You’ve checked the trends, LOUD is in, and you’ve secretly longed for those tiger print strides on that ski website you happened to stumble across. You’ve checked the weather, done your research on potential destinations, and considered the slopes, accommodation and nightlife available.
Now all it takes is a bit of willpower for heads to turn as you make your entrance on the piste.
But, oh groan, all those illicit Baileys, and wild gorging on Chocolate Oranges and everything, with double cream to boot. Sound familiar? Welcome to feeling guilty, I mean, wanting to get fit, for the New Year!
So… how fit do you really have to be to ski?
In answering that question, I suppose first of all you have to consider what kind of a ski holiday you’ll be going on.
Of course, if you are a seasoned off pister, the chances are you’ll need to be fairly fit. Off piste skiing isn’t for the faint hearted, there are often uphill climbs, through deep snow, with kit and skis on your back, or acres of sun baked crud to attack. Some descents are psychologically and physically challenging. Laying out those tracks in the fresh white is the small luxury at the end of an often hard fought physical battle.
Most of us do not fall into that bracket.
Our skiing revolves around the smooth corded pistes created for us by armies of Pisten Bully slope bashers. Yes, there might be some moguls, ice, or poor visibility, but lift systems these days effectively eliminate the ‘sweat’ of skiing and allow us to cover much ground effectively physically unchallenged.
We might be out there early on the slopes, and we might not finish till late afternoon, but we will mostly be gently cruising those groomers and, let’s be honest, our days are always peppered with seriously unhealthy stop offs: the tartiflette for lunch, the hot chocolate with whipped cream, the slice of strudel with vanilla sauce… and that’s not even considering the aperitivi and après ski and wine over dinner.
So being ‘fit’ for skiing is all relative to the type of holiday you’ve booked.
At Wow Ski Tours, we request that you be fit enough to complete 6 to 7 hours skiing a day. This may involve some ‘poling’ (Ladies, a great work out for any ‘Bingo Wings’), a bit of gentle walking with skis over your shoulder, dealing with moguls, ice and any other hazards, as well as being able to ski fast enough to make sure you don’t hold the group back. Enabling us to respect trip timetables as planned, and ensuring we don’t get trapped on the mountain by missing the last lifts or transport.
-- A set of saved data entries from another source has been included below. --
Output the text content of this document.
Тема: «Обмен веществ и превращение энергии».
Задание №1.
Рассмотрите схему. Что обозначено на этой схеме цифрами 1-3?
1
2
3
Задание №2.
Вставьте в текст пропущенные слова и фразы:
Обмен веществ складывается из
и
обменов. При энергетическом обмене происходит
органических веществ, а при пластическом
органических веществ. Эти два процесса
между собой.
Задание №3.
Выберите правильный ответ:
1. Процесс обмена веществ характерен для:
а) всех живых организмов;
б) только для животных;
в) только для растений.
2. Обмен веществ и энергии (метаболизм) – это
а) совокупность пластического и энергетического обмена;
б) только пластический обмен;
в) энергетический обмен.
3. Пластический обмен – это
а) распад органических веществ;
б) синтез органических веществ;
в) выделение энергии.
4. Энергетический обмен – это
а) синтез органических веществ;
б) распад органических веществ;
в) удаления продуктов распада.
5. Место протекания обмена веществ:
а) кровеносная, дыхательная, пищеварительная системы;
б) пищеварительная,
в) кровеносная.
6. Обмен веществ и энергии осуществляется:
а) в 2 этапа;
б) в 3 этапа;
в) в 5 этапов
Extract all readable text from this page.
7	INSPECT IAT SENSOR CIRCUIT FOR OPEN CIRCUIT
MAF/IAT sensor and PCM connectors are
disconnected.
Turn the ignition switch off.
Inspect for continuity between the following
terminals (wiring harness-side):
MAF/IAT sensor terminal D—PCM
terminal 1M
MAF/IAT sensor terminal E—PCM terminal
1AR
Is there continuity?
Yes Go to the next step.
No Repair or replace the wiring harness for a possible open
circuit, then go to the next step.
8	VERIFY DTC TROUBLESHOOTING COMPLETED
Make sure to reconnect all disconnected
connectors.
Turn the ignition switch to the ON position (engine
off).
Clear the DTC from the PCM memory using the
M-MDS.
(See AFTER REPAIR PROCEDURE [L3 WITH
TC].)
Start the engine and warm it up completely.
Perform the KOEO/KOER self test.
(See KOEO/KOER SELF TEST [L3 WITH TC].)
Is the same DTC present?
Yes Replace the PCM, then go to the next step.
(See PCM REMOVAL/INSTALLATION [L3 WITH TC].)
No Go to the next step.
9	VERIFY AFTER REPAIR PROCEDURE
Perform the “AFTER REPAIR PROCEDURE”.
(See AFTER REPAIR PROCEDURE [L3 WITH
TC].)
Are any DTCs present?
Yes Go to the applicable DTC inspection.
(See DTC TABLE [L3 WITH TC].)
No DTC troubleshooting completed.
If you get aching muscles at the drop of a hat, try and anticipate that fact before you climb up the plane steps!
So, with that in mind, I suppose I would answer that whilst yes, it might be desirable to attend the gym, do weights, and bike, run, play tennis, or do any kind of aerobic exercise, the key to ski fitness is to eat healthily, and maintain a sensible and realistic exercise routine.
I’d encourage a brisk walk in the morning, some yoga or gentle stretching, anything that keeps you on the move and flexible. The older we get, the more important this becomes. Flexing and stretching in a ski movement is vital to safe, effective turning, so it’s imperative to practice keeping knees and joints supple.
For a fabulous all round workout, take up swimming. It’s a cheap option and is wonderful for aerobic capacity as well as being kind to over-burdened limbs and muscles.
So … I plan to get fit for skiing this year. I promise, promise, promise, that this will be my last weekend of indulgence. I’m going to BUY those tiger print sallies, and I’m going to be fabulous in my gear.
Remember, skiing IS a sport, you are SUPPOSED to sweat!!